A l'honneur à la Fondation Cartier, le très coté artiste chinois Yue Minjun lance à la face du monde ses éclats de rire en forme d'exutoires.
Réservé, le visage impassible, presque fermé, Yue Minjun est à des années lumières de ses autoportraits hilares, remuants et exaspérants, dans lesquels il se représente bouche béante et yeux fermés. Enfoncé dans un canapé, veste col Mao et cigarette au bec, il se dissimule derrière ses volutes de fumée, rosit à l’évocation de la « marque » Yue Minjun qu’il essaime depuis vingt ans de musées en galeries, et de foires d’art contemporain en biennale, avant de remplir à nouveau imperturbablement de thé vert les tasses de ses invités.

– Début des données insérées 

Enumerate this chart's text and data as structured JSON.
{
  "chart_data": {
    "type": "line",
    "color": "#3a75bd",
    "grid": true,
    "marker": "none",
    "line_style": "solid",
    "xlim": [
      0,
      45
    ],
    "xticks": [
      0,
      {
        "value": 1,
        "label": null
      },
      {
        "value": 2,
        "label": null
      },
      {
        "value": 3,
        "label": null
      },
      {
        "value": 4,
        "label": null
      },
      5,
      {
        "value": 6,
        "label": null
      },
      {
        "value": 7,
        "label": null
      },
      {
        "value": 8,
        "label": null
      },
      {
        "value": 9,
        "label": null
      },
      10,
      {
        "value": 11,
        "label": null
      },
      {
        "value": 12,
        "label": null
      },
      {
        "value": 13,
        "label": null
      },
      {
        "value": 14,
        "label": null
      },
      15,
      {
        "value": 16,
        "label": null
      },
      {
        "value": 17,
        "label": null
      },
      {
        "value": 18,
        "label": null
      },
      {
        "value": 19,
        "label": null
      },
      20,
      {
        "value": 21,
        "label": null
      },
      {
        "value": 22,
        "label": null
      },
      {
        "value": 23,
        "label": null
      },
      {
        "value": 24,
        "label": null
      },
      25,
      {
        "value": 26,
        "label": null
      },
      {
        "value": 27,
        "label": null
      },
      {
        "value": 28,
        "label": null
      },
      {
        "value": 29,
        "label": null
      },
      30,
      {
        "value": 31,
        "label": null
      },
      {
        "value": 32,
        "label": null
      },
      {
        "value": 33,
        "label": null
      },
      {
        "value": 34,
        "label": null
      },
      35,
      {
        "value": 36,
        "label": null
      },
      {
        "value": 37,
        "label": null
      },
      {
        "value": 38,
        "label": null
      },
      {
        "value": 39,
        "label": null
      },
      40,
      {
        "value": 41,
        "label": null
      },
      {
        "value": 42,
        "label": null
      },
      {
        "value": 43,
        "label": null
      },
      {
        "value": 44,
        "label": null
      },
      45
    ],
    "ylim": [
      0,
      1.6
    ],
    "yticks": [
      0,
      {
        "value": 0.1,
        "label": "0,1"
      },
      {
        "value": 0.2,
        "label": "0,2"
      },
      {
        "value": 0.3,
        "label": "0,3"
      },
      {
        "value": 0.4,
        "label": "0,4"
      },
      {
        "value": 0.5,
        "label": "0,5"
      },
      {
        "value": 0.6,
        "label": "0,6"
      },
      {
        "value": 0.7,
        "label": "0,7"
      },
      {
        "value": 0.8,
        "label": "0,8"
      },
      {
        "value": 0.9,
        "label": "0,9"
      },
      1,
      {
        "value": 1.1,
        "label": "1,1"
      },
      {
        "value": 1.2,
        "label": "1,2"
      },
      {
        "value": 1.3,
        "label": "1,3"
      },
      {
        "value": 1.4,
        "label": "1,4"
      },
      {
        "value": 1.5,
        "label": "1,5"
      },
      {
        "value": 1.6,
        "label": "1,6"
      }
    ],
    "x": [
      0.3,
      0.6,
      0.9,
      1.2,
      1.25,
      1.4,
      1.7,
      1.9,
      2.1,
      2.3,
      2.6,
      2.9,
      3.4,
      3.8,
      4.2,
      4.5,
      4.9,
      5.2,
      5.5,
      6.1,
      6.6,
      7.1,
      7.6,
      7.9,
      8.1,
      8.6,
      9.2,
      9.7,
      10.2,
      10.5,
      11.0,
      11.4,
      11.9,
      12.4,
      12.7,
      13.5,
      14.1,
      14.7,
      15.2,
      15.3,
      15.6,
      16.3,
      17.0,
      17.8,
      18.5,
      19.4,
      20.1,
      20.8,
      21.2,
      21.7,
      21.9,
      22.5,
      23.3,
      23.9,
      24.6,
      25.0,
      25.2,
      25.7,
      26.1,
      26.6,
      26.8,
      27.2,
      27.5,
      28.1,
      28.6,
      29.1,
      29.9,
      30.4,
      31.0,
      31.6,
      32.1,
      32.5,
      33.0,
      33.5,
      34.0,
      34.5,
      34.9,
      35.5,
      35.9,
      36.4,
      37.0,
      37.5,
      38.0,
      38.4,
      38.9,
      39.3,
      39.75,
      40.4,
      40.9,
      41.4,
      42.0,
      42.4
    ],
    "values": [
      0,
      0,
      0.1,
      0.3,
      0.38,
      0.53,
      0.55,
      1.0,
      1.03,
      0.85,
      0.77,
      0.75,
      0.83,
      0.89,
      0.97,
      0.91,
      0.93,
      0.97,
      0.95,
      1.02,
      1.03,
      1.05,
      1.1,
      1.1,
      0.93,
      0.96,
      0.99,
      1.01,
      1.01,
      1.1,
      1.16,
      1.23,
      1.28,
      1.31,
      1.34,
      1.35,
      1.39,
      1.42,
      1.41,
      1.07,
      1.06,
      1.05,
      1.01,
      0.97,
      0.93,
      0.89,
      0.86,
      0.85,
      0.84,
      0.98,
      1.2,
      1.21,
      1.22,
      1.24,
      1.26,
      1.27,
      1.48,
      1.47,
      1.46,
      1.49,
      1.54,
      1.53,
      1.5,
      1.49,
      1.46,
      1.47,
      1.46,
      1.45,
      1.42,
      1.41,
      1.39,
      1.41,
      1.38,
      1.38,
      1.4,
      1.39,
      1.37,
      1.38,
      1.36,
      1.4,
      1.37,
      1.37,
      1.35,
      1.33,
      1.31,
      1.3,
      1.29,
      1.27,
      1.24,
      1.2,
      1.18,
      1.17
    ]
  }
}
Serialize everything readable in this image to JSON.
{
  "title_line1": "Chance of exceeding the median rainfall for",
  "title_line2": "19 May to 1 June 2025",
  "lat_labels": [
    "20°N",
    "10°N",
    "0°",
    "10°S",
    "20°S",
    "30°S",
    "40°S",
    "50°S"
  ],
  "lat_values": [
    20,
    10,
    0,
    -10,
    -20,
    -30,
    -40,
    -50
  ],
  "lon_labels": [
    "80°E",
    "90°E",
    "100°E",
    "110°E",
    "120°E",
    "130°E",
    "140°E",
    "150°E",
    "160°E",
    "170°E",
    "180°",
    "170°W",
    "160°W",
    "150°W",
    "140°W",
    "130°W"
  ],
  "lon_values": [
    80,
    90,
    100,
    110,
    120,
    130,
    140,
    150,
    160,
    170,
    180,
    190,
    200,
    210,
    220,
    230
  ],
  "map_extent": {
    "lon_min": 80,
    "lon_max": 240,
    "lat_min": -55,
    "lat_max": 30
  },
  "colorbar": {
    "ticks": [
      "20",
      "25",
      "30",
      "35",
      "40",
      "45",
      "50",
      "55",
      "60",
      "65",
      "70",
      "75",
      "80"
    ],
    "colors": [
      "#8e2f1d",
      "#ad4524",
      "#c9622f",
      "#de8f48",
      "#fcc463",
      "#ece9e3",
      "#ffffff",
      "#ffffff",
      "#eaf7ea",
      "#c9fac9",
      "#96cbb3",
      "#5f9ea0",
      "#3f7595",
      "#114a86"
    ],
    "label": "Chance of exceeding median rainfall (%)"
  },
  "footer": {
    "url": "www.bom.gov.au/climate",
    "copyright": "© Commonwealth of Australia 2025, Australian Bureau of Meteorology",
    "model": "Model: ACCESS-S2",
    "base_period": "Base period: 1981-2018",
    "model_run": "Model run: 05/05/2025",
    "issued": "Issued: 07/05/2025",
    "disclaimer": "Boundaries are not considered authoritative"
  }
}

Entouré de murs en briques claires, son grand atelier est planté au fond d’une impasse sans âme, à l’image du village de Songzhuang où il a posé ses valises au milieu des années 1990. Le jardin est peuplé de chats, de jeux d’enfants et de sculptures ricanant. C’est ici, à une vingtaine de kilomètres au sud-est de Pékin, qu’il peint, à deux pas des ateliers de Zhang Xiaogang et de Yang Shaobin, deux autres stars de la scène contemporaine chinoise. Des centaines de galeries et des dizaines de musées privés jalonnent ce village-rue surréaliste qui a des airs de ville de Far West. Développement à la mode capitaliste oblige, Songzhuang, devenue une véritable marque, a son propre logo et son Musée de la ville, grand bâtiment mal fagoté, dirigé par Li Xianting. Personnage incontournable de la scène artistique nationale, ce critique d’art est l’inventeur du terme de réalisme cynique, le mouvement né en 1992 dont Yue Minjun, Liu Wei et Fang Lijun sont les principales étoiles. « C’est Li Xianting qui a aidé Yue Minjun à établir sa renommée sur la scène chinoise, puis mondiale grâce à l’édition 1999 de la Biennale de Venise », explique Li Xin, jeune artiste né au bord du fleuve Jaune.
Réaliste cynique
« Il est génial ! Complètement à l’inverse de sa peinture, doux, discret, d’une gentillesse extrême », s’enthousiasme Hadrien de Montferrand, galeriste français installé à Pékin. Fidèle en amitié, Yue Minjun aime retrouver ses anciens copains du réalisme cynique autour d’un dîner arrosé d’alcool de riz ou d’un bon verre de vin français. Réaliste cynique Yue Minjun ? L’artiste n’aime pas trop qu’on le réduise à cette étiquette. « C’était une étape dans l’évolution de l’art contemporain en Chine, lance t-il. C’est un peu réducteur d’appréhender nos œuvres à partir de ce mot-valise. Nous cherchions avant tout, par l’exutoire du rire, à faire partager le malheur très profond que nous éprouvions et qui confinait à la tragédie. »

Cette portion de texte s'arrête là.